Sylvia B. bringt es während eines Gesprächs in der GPA-Rechtsberatung auf den Punkt: „Immerhin werde ich über dem kollektivvertraglichen Mindestgehalt bezahlt, das ist doch gut.“ Die Frage des GPA-Rechtsberaters erstaunt sie: „Haben Sie denn schon einmal überprüft, ob Sie im Jahresschnitt mehr oder weniger Mehr- und Überstunden leisten, als durch die Überzahlung abgegolten werden?“ „Nein, wieso denn?“, entgegnet sie. „All-in ist All-in.“

Jährliche Deckungsprüfung

So wie Sylvia B. ist vielen Beschäftigten nicht bewusst, dass der/die Arbeitgeber:in bei All-in-Verträgen eine jährliche Deckungsrechnung durchführen muss. Dabei werden das Grundgehalt und die tatsächlich geleisteten Mehr- und Überstunden, Spesen, Boni usw. dem bezahlten Pauschalentgelt (=All In) gegenübergestellt. Ergibt sich ein Saldo zu Lasten des/der Beschäftigten, muss eine entsprechende Nachzahlung erfolgen. Anderenfalls läge eine unterkollektivvertragliche Entlohnung vor.

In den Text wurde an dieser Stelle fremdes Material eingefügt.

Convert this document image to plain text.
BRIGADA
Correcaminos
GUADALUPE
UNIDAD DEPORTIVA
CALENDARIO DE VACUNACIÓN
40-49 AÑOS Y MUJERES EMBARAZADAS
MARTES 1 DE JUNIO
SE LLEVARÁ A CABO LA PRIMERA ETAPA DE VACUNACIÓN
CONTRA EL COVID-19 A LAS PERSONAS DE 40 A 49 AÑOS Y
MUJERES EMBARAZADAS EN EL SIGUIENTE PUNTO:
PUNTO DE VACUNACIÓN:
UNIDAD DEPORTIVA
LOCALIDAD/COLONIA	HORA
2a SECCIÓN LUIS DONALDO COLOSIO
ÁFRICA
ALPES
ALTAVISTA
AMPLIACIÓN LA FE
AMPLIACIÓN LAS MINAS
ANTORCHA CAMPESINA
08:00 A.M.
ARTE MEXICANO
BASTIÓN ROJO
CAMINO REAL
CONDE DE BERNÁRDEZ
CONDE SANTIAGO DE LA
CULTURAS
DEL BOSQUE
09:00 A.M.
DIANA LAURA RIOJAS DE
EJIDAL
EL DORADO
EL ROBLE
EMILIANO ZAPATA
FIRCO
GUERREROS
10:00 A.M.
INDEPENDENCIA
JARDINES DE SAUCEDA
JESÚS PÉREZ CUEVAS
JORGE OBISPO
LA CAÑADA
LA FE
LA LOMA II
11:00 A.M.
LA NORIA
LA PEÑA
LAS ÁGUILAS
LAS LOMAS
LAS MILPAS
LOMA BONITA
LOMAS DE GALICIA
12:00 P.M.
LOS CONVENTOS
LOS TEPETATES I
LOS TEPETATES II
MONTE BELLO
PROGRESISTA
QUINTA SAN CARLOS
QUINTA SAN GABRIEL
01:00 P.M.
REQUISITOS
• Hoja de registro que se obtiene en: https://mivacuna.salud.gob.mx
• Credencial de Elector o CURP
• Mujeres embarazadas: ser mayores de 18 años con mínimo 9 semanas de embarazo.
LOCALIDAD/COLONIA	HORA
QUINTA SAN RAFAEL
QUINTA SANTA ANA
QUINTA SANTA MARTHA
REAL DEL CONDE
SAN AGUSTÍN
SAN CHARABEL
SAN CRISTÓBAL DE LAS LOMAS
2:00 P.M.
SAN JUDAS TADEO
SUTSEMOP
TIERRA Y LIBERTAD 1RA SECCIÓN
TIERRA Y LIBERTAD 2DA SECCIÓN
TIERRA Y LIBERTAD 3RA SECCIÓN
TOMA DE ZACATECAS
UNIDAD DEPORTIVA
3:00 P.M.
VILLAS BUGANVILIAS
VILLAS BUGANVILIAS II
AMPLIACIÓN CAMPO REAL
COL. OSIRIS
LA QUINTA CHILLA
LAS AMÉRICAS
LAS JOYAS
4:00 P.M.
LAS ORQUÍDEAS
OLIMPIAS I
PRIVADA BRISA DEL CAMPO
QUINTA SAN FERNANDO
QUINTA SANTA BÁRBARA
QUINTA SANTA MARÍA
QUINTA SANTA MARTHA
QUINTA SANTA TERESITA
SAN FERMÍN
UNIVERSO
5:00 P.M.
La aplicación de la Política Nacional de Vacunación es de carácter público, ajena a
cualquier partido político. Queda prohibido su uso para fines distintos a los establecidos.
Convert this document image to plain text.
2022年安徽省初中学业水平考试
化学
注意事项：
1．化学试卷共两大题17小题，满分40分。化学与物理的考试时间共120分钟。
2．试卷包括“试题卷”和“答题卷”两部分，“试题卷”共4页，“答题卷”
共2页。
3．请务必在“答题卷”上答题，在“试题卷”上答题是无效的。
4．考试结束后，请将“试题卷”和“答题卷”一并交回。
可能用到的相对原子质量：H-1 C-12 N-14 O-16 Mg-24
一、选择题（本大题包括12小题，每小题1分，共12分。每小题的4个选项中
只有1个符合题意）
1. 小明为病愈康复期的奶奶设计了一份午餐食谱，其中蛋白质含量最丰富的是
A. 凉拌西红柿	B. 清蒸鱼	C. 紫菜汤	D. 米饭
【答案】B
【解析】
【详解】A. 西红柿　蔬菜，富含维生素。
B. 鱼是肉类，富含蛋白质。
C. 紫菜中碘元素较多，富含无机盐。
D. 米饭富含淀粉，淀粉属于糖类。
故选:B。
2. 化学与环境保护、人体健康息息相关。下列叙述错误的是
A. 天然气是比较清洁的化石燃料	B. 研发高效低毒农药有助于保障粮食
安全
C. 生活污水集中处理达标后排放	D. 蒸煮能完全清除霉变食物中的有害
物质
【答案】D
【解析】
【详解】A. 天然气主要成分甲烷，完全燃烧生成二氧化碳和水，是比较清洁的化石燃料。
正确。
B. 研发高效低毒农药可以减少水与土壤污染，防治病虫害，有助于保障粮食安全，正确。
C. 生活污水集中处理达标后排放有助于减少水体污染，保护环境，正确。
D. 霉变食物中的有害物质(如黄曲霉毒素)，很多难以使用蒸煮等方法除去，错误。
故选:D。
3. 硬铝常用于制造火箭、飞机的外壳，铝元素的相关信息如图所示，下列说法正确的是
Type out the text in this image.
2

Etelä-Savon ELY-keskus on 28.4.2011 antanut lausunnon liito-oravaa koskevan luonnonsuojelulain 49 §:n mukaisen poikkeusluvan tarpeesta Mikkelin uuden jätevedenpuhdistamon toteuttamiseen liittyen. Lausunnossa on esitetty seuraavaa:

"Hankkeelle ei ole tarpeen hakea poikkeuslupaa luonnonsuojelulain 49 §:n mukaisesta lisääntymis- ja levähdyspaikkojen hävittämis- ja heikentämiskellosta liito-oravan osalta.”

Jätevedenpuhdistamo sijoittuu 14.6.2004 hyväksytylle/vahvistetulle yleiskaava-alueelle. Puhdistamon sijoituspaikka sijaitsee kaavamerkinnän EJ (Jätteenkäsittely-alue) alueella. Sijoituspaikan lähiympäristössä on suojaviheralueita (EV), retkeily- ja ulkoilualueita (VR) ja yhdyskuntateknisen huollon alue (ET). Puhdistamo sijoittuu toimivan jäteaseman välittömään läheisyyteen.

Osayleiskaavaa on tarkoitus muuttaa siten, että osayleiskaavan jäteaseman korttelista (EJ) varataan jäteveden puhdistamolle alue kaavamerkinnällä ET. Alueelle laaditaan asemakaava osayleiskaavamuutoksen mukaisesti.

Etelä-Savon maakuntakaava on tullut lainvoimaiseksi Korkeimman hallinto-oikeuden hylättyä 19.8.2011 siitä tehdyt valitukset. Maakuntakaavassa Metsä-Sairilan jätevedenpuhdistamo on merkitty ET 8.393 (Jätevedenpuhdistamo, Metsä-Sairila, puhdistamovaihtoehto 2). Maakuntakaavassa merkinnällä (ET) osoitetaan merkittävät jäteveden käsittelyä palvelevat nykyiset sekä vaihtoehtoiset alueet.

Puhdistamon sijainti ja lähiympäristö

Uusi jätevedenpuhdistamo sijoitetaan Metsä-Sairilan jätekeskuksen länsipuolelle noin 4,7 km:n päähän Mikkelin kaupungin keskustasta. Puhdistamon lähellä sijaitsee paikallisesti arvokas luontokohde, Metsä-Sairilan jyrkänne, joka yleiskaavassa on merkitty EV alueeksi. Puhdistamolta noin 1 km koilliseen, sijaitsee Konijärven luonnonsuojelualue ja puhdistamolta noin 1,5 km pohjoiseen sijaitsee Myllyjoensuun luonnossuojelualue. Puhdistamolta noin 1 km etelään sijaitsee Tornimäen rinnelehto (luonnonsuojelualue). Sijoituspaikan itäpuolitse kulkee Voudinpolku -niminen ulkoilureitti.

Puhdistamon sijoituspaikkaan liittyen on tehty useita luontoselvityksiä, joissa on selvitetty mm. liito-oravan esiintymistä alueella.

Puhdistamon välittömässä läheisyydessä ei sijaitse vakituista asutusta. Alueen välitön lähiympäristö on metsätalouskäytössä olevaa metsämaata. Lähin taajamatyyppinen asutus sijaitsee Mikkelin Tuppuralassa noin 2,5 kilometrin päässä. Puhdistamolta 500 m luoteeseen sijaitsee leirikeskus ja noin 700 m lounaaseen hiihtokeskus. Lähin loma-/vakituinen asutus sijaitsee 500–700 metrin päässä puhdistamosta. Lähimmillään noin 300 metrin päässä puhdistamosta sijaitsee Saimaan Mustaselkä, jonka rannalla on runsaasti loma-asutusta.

„Ich habe den All-in-Vertrag unterschrieben“, gibt Sylvia B. zu bedenken. „Habe ich mich dadurch nicht damit einverstanden erklärt, gegebenenfalls unterkollektivvertraglich bezahlt zu werden?“ „Nein“, erwidert der GPA-Rechtsberater, „denn auf Ansprüche aus dem Kollektivvertrag können Sie gar nicht rechtswirksam verzichten.“ „Aber riskiere ich mit einer Deckungsrechnung nicht, zurückzahlen zu müssen, was ich womöglich nicht eingearbeitet habe?“

Die Sorge ist unbegründet. Auch wenn weniger Mehr- und Überstunden geleistet wurden als mit der Überzahlung abgegolten, hat der/die Arbeitgeber:in kein Rückforderungsrecht.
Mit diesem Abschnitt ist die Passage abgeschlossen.